Although it informally suggested that withholding agents were not required to document or withhold 30% on payments of USSGTI, the IRS has been reluctant to issue formal guidance.  To this end, IRS Publication 515 provides that such amounts are not subject to Chapter 3 withholding under Section 1441 or 1442.  However, Sections 1441 and 1442 generally require withholding agents to withhold 30% on payments subject to the tax imposed by Sections 871 and 881 (i.e., FDAP income).  However, payments of gross transportation income that is U.S. source because the transportation begin or ends (not both) in the United States are subject to a 4% excise tax under Section 887 that is self-imposed by the payee, unless an exception applies.  Section 887(c) provides that the 30% gross tax applicable to most U.S. source income of foreign persons (other than income effectively connected with a U.S. trade or business) does not apply to transportation income.

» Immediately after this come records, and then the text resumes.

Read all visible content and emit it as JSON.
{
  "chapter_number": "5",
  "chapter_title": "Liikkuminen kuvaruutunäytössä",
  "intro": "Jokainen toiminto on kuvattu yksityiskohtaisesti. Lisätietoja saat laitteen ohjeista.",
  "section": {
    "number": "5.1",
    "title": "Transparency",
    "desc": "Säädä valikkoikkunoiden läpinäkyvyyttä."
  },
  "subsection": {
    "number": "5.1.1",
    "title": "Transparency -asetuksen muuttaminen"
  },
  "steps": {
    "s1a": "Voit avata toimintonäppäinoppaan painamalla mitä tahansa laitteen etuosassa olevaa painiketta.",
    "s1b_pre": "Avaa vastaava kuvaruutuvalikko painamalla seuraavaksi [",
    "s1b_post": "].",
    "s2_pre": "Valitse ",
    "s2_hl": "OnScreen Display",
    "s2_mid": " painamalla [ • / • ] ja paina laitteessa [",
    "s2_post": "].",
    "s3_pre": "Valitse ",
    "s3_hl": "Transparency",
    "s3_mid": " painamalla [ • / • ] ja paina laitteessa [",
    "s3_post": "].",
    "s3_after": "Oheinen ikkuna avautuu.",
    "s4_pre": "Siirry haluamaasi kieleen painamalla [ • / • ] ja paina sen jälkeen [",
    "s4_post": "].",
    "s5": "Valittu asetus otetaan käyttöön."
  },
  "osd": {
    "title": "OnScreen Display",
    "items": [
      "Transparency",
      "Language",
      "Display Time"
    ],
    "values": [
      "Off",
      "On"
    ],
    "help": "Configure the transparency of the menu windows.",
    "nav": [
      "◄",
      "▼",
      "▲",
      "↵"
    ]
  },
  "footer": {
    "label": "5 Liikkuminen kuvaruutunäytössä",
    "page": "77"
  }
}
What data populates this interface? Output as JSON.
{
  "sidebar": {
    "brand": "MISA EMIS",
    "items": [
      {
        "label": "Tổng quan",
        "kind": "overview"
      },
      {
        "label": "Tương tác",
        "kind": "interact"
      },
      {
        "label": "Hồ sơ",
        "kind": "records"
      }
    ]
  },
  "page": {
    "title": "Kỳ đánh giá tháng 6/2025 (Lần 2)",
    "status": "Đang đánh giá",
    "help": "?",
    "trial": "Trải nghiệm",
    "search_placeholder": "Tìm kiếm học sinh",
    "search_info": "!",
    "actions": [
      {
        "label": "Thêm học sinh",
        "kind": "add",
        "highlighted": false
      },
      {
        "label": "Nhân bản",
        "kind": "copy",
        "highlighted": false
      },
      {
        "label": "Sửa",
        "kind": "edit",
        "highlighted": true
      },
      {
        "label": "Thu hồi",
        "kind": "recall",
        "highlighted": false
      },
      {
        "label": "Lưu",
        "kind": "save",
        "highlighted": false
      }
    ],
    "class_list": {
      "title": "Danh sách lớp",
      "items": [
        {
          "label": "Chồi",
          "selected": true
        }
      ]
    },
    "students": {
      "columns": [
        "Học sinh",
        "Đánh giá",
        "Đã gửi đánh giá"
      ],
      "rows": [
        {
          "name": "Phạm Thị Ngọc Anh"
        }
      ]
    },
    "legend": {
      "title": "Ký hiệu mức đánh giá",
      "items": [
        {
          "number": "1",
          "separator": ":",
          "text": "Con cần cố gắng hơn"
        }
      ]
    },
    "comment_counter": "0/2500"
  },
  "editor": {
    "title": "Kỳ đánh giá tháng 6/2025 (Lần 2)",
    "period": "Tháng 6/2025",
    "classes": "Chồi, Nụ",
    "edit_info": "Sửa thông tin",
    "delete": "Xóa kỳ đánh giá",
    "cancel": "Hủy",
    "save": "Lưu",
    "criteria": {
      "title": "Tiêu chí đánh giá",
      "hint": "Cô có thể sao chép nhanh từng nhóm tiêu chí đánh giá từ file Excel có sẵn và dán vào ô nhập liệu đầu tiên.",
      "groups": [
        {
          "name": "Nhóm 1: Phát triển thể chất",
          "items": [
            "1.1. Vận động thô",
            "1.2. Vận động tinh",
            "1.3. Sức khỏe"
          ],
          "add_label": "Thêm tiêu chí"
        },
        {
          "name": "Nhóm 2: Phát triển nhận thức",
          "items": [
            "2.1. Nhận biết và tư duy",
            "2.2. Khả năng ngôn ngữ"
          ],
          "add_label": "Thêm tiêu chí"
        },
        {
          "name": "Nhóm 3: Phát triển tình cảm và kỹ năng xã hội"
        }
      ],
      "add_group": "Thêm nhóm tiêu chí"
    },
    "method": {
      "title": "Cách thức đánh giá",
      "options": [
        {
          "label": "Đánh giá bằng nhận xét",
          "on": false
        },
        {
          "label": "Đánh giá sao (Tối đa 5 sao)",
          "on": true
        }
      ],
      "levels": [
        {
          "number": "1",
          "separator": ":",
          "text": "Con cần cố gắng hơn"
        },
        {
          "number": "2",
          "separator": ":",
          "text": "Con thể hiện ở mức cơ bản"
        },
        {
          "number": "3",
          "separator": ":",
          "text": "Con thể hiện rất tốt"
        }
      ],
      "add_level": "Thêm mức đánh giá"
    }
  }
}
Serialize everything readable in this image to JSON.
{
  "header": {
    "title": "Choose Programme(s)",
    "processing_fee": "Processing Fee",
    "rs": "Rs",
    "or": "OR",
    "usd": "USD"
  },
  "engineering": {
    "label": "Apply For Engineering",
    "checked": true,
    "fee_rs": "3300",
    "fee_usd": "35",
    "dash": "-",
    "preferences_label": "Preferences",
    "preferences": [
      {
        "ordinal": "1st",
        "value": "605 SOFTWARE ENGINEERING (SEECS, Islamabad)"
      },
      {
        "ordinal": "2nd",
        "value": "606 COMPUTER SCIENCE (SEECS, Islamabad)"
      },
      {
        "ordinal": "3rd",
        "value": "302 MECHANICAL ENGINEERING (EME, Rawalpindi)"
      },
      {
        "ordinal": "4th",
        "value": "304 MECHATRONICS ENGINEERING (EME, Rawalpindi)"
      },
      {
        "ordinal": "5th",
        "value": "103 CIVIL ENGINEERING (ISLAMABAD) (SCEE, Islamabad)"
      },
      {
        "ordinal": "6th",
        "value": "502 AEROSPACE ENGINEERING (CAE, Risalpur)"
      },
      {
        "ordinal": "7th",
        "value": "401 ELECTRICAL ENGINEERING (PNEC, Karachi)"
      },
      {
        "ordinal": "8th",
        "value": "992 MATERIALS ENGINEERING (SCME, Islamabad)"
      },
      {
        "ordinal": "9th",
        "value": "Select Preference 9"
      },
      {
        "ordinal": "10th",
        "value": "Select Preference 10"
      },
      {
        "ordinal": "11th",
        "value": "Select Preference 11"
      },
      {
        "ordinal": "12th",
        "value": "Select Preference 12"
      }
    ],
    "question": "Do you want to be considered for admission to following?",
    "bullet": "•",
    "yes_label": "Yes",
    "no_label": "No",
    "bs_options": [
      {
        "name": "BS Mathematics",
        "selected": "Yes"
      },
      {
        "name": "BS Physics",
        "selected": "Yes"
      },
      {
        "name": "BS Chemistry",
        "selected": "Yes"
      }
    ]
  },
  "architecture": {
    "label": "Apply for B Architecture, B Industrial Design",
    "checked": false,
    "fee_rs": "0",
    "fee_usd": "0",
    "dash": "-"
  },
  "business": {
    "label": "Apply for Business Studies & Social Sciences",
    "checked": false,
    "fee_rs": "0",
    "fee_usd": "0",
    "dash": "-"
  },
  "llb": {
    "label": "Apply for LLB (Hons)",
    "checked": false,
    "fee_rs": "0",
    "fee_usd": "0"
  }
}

The issue that has arisen is that neither Section 1441 or 1442 explicitly reference Sections 871 and 881 as a basis for the withholding.  However, it seems illogical to require 30% withholding on U.S. source gross transportation income given that such income is only subject to the 4% excise tax.  Despite the guidance in Publication 515, examiners have asserted on audit that such payments are subject to withholding under Chapter 3.  Nevertheless, withholding agents have generally been successful in rebutting such assertions and avoiding audit assessments.

The IRS created confusion regarding this issue earlier in 2016 when it asserted in a practice unit that USSGTI did not constitute FDAP income and was therefore not subject to withholding under Chapter 3 (see earlier coverage).  The IRS later revised the practice unit to remove the reference to USSGTI (see earlier coverage) after taxpayers questioned whether such payments are FDAP income.  The preamble to the temporary regulations now clarify that although USSGTI is FDAP income, it is nonetheless not subject to Chapter 3 withholding because the tax imposed under Section 871 or 881 does not apply.  The temporary regulations now thankfully bring this saga to a close six years after the IRS Information Reporting Program Advisory Committee made its original request for the IRS to clarify this problem for withholding agents in 2010.  A discussion of this issue can be found in IRPAC’s 2013 annual report.